Two proteins with nearly significant lower levels included VCAN and DSG1. Aside from binding calcium, these proteins function in cell-to-cell binding, membrane and cellular trafficking of molecules, and cell growth signaling.

Finally, the team compared DAPs found in FXTAS to those previously identified in tissue from people with Alzheimer’s and Parkinson’s disease, two other neurodegenerative disorders.

This analysis revealed PSAT1 and TNC were DAPs shared between Alzheimer’s disease and FXTAS, while RNF214 and PSAT1 were common to Parkinson’s disease and FXTAS. Proteins PSAT1, TNC, and RNF214, however, were decreased in abundance in FXTAS relative to these other diseases. A common differential production of PSAT1 alone was evident among all three disorders. 
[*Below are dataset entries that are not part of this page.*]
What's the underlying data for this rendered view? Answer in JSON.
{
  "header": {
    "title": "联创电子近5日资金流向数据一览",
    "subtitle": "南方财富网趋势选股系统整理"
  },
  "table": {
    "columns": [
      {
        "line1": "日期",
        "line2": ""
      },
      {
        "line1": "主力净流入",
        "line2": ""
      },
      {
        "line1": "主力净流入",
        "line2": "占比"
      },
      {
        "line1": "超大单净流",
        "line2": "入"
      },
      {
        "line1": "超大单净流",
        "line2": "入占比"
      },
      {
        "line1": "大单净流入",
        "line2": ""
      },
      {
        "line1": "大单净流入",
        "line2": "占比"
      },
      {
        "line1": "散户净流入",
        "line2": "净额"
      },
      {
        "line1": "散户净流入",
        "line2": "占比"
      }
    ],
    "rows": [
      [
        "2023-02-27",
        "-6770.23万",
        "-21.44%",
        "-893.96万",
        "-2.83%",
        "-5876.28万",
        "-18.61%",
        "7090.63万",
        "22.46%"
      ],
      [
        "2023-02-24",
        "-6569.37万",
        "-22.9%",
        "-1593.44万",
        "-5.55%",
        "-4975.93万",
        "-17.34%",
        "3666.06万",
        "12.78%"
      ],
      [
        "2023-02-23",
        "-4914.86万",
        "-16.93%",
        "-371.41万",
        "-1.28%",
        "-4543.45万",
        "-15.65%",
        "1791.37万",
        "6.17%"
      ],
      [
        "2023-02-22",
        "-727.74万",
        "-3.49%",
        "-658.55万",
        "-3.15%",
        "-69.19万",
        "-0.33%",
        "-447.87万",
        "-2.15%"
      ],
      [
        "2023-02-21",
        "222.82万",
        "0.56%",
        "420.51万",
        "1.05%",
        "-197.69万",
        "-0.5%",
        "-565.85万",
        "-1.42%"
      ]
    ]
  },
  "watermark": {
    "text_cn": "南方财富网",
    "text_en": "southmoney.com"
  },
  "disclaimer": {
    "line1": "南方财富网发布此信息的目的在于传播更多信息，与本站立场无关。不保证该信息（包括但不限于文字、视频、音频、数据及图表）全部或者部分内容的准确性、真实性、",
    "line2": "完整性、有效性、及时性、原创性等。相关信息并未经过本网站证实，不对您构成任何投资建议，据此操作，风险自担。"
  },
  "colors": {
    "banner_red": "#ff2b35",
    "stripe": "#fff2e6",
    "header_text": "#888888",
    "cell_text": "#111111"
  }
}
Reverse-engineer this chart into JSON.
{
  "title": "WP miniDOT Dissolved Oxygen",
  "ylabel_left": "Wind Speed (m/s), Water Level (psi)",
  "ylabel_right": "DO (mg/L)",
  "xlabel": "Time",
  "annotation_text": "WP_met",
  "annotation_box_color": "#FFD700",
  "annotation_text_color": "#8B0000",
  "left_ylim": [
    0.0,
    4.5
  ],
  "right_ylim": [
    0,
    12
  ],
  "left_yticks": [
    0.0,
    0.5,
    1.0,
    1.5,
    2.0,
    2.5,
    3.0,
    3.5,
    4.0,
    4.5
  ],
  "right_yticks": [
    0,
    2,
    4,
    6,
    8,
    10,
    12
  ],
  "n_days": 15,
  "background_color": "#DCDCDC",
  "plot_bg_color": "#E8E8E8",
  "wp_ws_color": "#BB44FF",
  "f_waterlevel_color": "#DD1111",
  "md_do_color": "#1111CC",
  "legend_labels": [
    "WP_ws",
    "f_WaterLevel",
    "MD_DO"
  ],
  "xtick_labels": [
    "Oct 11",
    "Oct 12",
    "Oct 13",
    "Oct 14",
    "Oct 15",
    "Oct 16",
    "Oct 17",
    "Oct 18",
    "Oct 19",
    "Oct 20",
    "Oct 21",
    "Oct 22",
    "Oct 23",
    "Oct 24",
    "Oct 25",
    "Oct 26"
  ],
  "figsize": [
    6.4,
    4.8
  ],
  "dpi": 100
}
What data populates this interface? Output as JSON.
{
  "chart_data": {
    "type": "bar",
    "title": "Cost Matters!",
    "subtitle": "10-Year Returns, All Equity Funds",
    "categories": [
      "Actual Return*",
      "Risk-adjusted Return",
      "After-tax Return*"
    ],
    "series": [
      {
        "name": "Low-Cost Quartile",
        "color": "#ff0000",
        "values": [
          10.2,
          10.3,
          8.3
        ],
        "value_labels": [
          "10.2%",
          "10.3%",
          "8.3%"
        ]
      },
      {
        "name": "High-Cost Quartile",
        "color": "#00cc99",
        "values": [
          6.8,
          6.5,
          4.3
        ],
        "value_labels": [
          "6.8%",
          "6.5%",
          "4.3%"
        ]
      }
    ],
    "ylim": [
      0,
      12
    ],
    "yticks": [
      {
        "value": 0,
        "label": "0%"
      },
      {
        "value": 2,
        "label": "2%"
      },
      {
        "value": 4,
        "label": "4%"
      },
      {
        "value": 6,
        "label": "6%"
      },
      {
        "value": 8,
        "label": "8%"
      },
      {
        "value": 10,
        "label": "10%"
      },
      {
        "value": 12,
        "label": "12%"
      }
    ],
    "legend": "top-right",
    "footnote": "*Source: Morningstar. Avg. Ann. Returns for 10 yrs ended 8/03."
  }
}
“MS [mass spectrometry] analysis of male human cortex detected differential abundance of at least 16 proteins in late-stage FXTAS patients compared to controls,” the researchers concluded. “Furthermore, many DAPs shared among other neurodegenerative disorders displayed opposite directional abundance in FXTAS when compared to the same proteins” in Alzheimer’s and Parkinson’s. 

“These DAPs provide unique insight into mechanisms of FXTAS pathology, potential therapeutic targets, and candidate biomarkers for disease progression,” they added.